Gebürtige Berlinerin mit stetem Koffer in der Stadt. Studierte Diplom-Journalistin und Fachreferentin für Presse- und Öffentlichkeitsarbeit. Kurz vor dem Jahrtausendwechsel Entdeckung der Liebe zum Landleben mit den dortigen kreativen Möglichkeiten. Umzug ins vorletzte Haus an einer Dorfstraße in NRW (Ostwestfalen). Arbeit als freie Autorin und überregionale Journalistin. Literarische Spezialität sind mörderische Geschichten, in denen ganz alltägliche Situationen kippen. Nach den Gutenachtgeschichten für Erwachsene „Gelegentlich tödlich“ folgten „Warum nicht Mord?!“ und „Ruhe unsanft“.

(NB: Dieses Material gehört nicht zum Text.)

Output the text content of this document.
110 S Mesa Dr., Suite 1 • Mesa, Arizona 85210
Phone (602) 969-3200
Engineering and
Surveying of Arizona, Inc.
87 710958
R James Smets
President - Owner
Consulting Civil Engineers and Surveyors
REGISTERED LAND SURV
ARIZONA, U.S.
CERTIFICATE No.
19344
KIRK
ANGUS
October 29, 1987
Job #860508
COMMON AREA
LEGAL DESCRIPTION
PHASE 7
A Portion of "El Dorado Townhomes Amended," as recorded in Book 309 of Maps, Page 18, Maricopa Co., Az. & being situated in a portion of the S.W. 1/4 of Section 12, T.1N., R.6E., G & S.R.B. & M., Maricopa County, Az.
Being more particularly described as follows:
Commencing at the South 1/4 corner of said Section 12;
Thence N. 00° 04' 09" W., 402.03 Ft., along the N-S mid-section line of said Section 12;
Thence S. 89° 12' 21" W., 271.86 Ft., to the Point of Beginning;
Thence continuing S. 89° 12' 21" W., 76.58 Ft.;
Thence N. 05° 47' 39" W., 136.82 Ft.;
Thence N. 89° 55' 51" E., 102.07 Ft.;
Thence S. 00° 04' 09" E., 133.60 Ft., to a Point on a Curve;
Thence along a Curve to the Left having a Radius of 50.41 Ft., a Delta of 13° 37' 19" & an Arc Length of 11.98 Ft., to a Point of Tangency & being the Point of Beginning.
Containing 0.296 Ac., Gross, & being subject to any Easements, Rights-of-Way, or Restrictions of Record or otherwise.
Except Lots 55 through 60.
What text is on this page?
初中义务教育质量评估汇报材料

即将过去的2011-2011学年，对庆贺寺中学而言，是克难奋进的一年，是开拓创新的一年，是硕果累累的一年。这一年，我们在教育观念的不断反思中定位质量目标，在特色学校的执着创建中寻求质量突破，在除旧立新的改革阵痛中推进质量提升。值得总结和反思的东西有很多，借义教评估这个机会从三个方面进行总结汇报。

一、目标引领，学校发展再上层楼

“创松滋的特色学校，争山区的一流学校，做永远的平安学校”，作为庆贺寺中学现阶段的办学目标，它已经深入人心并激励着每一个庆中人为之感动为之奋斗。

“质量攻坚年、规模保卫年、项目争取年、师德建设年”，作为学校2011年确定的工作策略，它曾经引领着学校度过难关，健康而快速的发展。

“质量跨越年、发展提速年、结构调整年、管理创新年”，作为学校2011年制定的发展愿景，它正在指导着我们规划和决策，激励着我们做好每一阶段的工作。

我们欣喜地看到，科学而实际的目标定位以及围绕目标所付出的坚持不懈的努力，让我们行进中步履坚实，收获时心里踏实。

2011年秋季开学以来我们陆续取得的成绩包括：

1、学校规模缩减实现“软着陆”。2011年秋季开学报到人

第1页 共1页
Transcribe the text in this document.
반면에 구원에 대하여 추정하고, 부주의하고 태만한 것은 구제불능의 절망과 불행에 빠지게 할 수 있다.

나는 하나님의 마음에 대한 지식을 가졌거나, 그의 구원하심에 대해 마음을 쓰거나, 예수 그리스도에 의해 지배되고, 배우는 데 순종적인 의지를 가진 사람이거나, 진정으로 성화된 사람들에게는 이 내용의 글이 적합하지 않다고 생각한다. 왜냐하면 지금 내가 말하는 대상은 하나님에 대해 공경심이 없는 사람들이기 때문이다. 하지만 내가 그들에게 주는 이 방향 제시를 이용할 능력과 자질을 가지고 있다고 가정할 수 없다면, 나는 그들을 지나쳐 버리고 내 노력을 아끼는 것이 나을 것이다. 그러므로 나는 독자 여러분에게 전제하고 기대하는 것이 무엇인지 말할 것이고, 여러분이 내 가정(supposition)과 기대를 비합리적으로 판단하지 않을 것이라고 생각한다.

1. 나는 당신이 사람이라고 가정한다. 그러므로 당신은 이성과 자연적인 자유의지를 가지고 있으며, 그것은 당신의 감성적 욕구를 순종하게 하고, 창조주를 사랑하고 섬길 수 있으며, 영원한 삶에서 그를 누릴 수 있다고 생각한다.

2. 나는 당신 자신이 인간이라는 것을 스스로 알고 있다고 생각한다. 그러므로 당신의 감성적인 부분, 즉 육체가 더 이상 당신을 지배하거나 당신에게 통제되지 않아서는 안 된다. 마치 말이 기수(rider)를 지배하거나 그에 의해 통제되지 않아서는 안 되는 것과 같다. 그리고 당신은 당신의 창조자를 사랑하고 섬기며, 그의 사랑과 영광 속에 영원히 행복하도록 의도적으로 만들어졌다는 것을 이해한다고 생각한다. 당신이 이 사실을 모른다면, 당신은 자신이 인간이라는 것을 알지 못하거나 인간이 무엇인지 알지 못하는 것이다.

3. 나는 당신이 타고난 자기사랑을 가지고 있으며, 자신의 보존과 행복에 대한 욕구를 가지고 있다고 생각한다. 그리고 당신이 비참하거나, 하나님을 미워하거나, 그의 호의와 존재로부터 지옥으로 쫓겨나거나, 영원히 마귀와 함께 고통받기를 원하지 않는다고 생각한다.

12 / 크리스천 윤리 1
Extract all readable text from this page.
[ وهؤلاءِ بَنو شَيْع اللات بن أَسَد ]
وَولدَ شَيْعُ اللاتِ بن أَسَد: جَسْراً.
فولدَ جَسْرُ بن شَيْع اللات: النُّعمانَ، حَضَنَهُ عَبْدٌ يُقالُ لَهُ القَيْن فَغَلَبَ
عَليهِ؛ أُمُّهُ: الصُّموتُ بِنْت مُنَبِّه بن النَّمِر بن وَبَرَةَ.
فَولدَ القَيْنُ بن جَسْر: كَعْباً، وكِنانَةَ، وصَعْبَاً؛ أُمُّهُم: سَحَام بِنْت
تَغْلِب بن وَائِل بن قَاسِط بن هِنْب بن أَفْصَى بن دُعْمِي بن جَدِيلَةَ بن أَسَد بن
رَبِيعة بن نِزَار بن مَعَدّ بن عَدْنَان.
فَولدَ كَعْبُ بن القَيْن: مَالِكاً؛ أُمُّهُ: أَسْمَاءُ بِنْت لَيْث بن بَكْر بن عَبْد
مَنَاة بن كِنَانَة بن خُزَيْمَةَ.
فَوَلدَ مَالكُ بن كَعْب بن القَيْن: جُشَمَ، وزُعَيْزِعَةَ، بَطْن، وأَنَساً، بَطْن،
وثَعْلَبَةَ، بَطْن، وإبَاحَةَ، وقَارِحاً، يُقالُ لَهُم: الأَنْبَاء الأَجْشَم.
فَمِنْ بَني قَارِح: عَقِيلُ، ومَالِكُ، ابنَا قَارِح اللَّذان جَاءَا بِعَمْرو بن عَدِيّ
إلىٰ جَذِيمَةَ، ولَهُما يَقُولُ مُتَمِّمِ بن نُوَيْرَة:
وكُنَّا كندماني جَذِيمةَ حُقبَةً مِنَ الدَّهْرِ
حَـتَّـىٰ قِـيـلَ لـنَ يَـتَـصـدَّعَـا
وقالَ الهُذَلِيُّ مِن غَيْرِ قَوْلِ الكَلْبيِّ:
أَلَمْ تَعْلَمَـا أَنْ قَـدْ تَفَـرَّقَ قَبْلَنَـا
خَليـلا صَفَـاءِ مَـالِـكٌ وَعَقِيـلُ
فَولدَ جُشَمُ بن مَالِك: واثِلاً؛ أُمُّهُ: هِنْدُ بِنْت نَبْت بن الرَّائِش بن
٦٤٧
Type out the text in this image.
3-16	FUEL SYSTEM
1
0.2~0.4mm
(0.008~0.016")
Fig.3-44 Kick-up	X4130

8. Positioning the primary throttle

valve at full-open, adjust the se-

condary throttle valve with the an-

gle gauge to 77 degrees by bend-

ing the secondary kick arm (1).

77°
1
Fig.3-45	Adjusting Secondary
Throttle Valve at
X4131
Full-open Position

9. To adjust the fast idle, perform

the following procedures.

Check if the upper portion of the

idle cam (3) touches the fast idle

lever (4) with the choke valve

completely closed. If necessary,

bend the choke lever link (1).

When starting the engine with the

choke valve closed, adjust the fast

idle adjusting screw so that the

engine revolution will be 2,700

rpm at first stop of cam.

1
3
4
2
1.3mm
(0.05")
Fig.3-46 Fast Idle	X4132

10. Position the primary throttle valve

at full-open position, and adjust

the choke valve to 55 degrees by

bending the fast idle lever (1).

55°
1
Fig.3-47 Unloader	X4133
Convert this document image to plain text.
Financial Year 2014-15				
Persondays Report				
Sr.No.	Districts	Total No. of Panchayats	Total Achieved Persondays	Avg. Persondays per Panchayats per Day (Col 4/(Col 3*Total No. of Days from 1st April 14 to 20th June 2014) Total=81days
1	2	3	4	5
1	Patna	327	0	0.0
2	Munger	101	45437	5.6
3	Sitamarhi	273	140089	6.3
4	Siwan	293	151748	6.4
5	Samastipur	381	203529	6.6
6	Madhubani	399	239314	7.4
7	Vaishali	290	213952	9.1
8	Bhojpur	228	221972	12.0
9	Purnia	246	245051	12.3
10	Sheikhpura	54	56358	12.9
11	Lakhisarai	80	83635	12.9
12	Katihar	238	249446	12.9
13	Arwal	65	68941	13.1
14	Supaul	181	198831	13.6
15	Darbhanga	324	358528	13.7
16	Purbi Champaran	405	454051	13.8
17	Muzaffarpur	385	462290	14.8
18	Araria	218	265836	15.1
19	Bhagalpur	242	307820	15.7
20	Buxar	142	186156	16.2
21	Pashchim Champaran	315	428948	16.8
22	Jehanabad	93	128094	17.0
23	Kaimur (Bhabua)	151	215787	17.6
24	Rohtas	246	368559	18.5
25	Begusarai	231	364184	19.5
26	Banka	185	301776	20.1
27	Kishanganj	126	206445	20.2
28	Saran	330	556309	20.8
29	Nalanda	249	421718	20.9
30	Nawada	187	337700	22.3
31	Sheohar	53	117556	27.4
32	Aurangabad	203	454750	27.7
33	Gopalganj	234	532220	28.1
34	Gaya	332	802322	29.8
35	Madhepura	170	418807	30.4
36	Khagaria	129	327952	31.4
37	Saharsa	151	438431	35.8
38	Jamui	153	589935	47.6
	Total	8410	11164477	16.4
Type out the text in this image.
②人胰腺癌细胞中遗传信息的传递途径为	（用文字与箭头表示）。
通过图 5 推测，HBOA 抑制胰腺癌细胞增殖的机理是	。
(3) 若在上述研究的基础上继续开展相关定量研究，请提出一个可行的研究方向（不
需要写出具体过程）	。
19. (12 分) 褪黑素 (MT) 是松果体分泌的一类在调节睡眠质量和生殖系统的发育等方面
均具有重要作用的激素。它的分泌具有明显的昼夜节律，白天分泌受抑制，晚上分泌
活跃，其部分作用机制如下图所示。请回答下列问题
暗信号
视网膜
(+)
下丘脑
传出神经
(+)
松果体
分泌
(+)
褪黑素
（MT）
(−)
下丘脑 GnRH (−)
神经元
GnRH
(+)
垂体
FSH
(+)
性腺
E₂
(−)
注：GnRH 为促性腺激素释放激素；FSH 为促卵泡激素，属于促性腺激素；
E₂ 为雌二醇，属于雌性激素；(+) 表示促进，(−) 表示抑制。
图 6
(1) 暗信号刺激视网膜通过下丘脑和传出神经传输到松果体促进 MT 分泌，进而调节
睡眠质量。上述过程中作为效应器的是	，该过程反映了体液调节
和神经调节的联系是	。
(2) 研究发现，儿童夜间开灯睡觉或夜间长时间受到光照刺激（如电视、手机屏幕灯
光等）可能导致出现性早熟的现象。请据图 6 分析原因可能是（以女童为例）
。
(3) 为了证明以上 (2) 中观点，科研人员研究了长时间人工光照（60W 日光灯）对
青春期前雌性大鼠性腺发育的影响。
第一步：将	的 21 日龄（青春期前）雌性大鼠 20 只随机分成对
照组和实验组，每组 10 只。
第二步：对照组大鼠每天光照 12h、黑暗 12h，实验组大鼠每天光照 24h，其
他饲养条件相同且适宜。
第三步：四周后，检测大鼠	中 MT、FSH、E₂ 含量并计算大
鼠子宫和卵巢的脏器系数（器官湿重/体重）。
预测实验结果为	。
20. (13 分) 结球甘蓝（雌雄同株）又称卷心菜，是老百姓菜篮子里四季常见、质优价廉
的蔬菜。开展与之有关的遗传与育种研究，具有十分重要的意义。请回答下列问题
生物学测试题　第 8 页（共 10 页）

Ab 2011 die Minden-Krimis innerhalb der Weserbergland- bzw. Niemeyer-Krimi-Reihe mit Kommissar Alexander Rosenbaum: „Mörderischer Feldzug“ (2011), „Der Tote im Mittellandkanal“ (2012), „Die Mühlen des Todes“ (2013), „Tödliche Begegnung im Moor“ (2014), „Finales Foul“ (2015), „Kein letzter Akt“ (2016).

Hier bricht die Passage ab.